2015.09.12

【育将・今西和男】李漢宰「サンフレッチェ広島で世界観が広がった」

  • 木村元彦●文 text by Kimura Yukihiko
  • 織田桂子●写真 photo by Oda Keiko

『育将・今西和男』 連載第7回
門徒たちが語る師の教え FC町田ゼルビア 李 漢宰(1)

現在はJ3FC町田ゼルビアでプレイする李漢宰(リ・ハンジェ)。 キャプテンとして、チームを引っ張る存在

 李漢宰(リ・ハンジェ)が倉敷朝鮮初級学校4年のときにJリーグが開幕すると、創成期の爆発的なブームが日本列島を包んだ。民族学校における校技ともいえるサッカーに熱中していたハンジェは当時、在日で初めてのJリーガーになった申在範(シン・チェボン)に憧れて、申の所属するジェフ市原を応援していた。それでいて自身の将来について描いた夢は、プロ選手になることではなかった。

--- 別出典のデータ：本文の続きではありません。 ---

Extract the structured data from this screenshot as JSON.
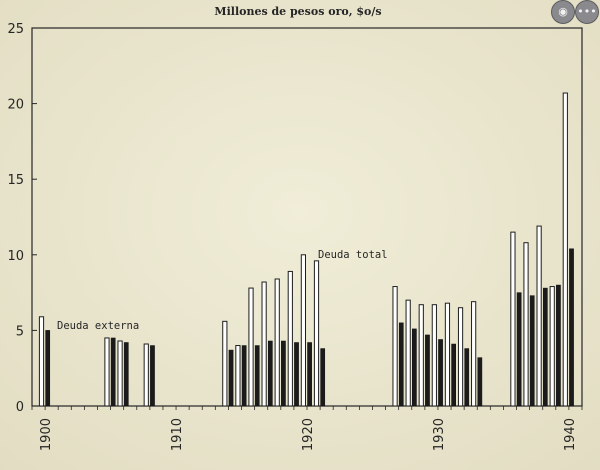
{
  "chart_data": {
    "type": "bar",
    "title": "Millones de pesos oro, $o/s",
    "xlabel": "",
    "ylabel": "",
    "xlim": [
      1899,
      1941
    ],
    "ylim": [
      0,
      25
    ],
    "y_ticks": [
      0,
      5,
      10,
      15,
      20,
      25
    ],
    "x_ticks": [
      1900,
      1910,
      1920,
      1930,
      1940
    ],
    "grid": false,
    "annotations": [
      "Deuda externa",
      "Deuda total"
    ],
    "series": [
      {
        "name": "Deuda total",
        "style": "outline",
        "color": "#ffffff",
        "points": [
          [
            1900,
            5.9
          ],
          [
            1905,
            4.5
          ],
          [
            1906,
            4.3
          ],
          [
            1908,
            4.1
          ],
          [
            1914,
            5.6
          ],
          [
            1915,
            4.0
          ],
          [
            1916,
            7.8
          ],
          [
            1917,
            8.2
          ],
          [
            1918,
            8.4
          ],
          [
            1919,
            8.9
          ],
          [
            1920,
            10.0
          ],
          [
            1921,
            9.6
          ],
          [
            1927,
            7.9
          ],
          [
            1928,
            7.0
          ],
          [
            1929,
            6.7
          ],
          [
            1930,
            6.7
          ],
          [
            1931,
            6.8
          ],
          [
            1932,
            6.5
          ],
          [
            1933,
            6.9
          ],
          [
            1936,
            11.5
          ],
          [
            1937,
            10.8
          ],
          [
            1938,
            11.9
          ],
          [
            1939,
            7.9
          ],
          [
            1940,
            20.7
          ]
        ]
      },
      {
        "name": "Deuda externa",
        "style": "solid",
        "color": "#1b1b1b",
        "points": [
          [
            1900,
            5.0
          ],
          [
            1905,
            4.5
          ],
          [
            1906,
            4.2
          ],
          [
            1908,
            4.0
          ],
          [
            1914,
            3.7
          ],
          [
            1915,
            4.0
          ],
          [
            1916,
            4.0
          ],
          [
            1917,
            4.3
          ],
          [
            1918,
            4.3
          ],
          [
            1919,
            4.2
          ],
          [
            1920,
            4.2
          ],
          [
            1921,
            3.8
          ],
          [
            1927,
            5.5
          ],
          [
            1928,
            5.1
          ],
          [
            1929,
            4.7
          ],
          [
            1930,
            4.4
          ],
          [
            1931,
            4.1
          ],
          [
            1932,
            3.8
          ],
          [
            1933,
            3.2
          ],
          [
            1936,
            7.5
          ],
          [
            1937,
            7.3
          ],
          [
            1938,
            7.8
          ],
          [
            1939,
            8.0
          ],
          [
            1940,
            10.4
          ]
        ]
      }
    ]
  },
  "toolbar": {
    "buttons": [
      {
        "label": "◉",
        "icon": "target-icon"
      },
      {
        "label": "•••",
        "icon": "more-icon"
      }
    ]
  }
}
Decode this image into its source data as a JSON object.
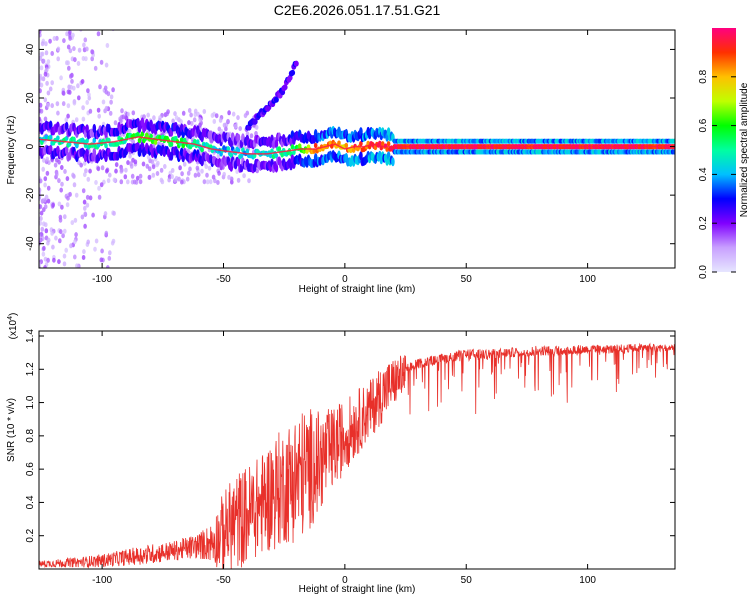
{
  "title": "C2E6.2026.051.17.51.G21",
  "chart_data": [
    {
      "type": "heatmap",
      "title": "C2E6.2026.051.17.51.G21",
      "xlabel": "Height of straight line (km)",
      "ylabel": "Frequency (Hz)",
      "xlim": [
        -126,
        136
      ],
      "ylim": [
        -50,
        48
      ],
      "xticks": [
        "-100",
        "-50",
        "0",
        "50",
        "100"
      ],
      "yticks": [
        "40",
        "20",
        "0",
        "-20",
        "-40"
      ],
      "xtick_values": [
        -100,
        -50,
        0,
        50,
        100
      ],
      "ytick_values": [
        40,
        20,
        0,
        -20,
        -40
      ],
      "colorbar": {
        "label": "Normalized spectral amplitude",
        "ticks": [
          "0.0",
          "0.2",
          "0.4",
          "0.6",
          "0.8"
        ],
        "tick_values": [
          0.0,
          0.2,
          0.4,
          0.6,
          0.8
        ],
        "range": [
          0,
          1
        ],
        "stops": [
          "#e6e6ff",
          "#c8a0ff",
          "#8000ff",
          "#0000ff",
          "#00c0ff",
          "#00ffa0",
          "#00ff00",
          "#c0ff00",
          "#ffc000",
          "#ff3000",
          "#ff0080"
        ]
      },
      "ridge": {
        "x": [
          -126,
          -115,
          -105,
          -95,
          -85,
          -78,
          -70,
          -62,
          -55,
          -48,
          -40,
          -32,
          -25,
          -18,
          -12,
          -8,
          -4,
          0,
          4,
          8,
          12,
          16,
          20,
          136
        ],
        "freq": [
          3,
          2,
          1,
          2,
          4,
          3,
          2,
          1,
          -1,
          -2,
          -3,
          -3,
          -2,
          -1,
          -1,
          0,
          1,
          -1,
          0,
          0,
          1,
          0,
          0,
          0
        ],
        "amp": [
          0.45,
          0.5,
          0.45,
          0.5,
          0.55,
          0.6,
          0.55,
          0.5,
          0.45,
          0.4,
          0.4,
          0.45,
          0.5,
          0.6,
          0.85,
          0.8,
          0.85,
          0.8,
          0.9,
          0.85,
          0.92,
          0.9,
          0.95,
          0.95
        ]
      },
      "secondary_track": {
        "x": [
          -40,
          -35,
          -30,
          -25,
          -22,
          -20
        ],
        "freq": [
          8,
          13,
          18,
          24,
          30,
          35
        ]
      }
    },
    {
      "type": "line",
      "xlabel": "Height of straight line (km)",
      "ylabel": "SNR (10 * v/v)",
      "yscale_label": "(x10",
      "yscale_exponent": "4",
      "yscale_suffix": ")",
      "xlim": [
        -126,
        136
      ],
      "ylim": [
        0,
        1.43
      ],
      "xticks": [
        "-100",
        "-50",
        "0",
        "50",
        "100"
      ],
      "yticks": [
        "1.4",
        "1.2",
        "1.0",
        "0.8",
        "0.6",
        "0.4",
        "0.2"
      ],
      "xtick_values": [
        -100,
        -50,
        0,
        50,
        100
      ],
      "ytick_values": [
        1.4,
        1.2,
        1.0,
        0.8,
        0.6,
        0.4,
        0.2
      ],
      "series": [
        {
          "name": "SNR",
          "color": "#e8302a",
          "envelope_x": [
            -126,
            -110,
            -100,
            -90,
            -80,
            -70,
            -60,
            -55,
            -50,
            -45,
            -40,
            -35,
            -30,
            -25,
            -20,
            -15,
            -10,
            -5,
            0,
            5,
            10,
            15,
            20,
            25,
            30,
            40,
            50,
            60,
            70,
            80,
            90,
            100,
            110,
            120,
            136
          ],
          "envelope_mean": [
            0.03,
            0.04,
            0.05,
            0.07,
            0.09,
            0.11,
            0.14,
            0.16,
            0.22,
            0.28,
            0.33,
            0.38,
            0.45,
            0.5,
            0.55,
            0.6,
            0.65,
            0.72,
            0.8,
            0.88,
            0.95,
            1.05,
            1.12,
            1.18,
            1.22,
            1.25,
            1.27,
            1.28,
            1.29,
            1.3,
            1.3,
            1.31,
            1.31,
            1.32,
            1.32
          ],
          "envelope_noise": [
            0.02,
            0.03,
            0.04,
            0.05,
            0.06,
            0.06,
            0.08,
            0.12,
            0.25,
            0.3,
            0.3,
            0.3,
            0.35,
            0.35,
            0.4,
            0.38,
            0.3,
            0.25,
            0.22,
            0.2,
            0.18,
            0.18,
            0.15,
            0.12,
            0.1,
            0.1,
            0.12,
            0.1,
            0.1,
            0.1,
            0.1,
            0.09,
            0.09,
            0.08,
            0.08
          ]
        }
      ]
    }
  ]
}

 幼少期から人一倍民族心の強かったハンジェのそれは、在日朝鮮蹴球団に入り、ゆくゆくは北朝鮮代表に選出されて、日本代表と試合をすることであった。自分にとってのヒーローはジーコ、リトバルスキーといった世界的なスーパースターではなく、あくまでも在日のサッカー選手たちだった。その気持ちは揺らぐことなく持ち続けていたが、広島朝鮮高級学校の2年のときに入団を志していた蹴球団が諸事情によって解散してしまう。

 目標を失ってしまったハンジェは進路を考え直した。そのときに改めて思い浮かんだ希望が、Jリーガーだった。しかし、広島朝高は予選の下馬評は高かったものの、インターハイや高校選手権に出場できたわけではなく、ハンジェ自身も知名度は低かった。朝鮮高級学校から直接Jリーグのチームに入った選手は(現在でも)誰もおらず、自信はあったとしても、自分ひとりの力ではアプローチできるものではなかった。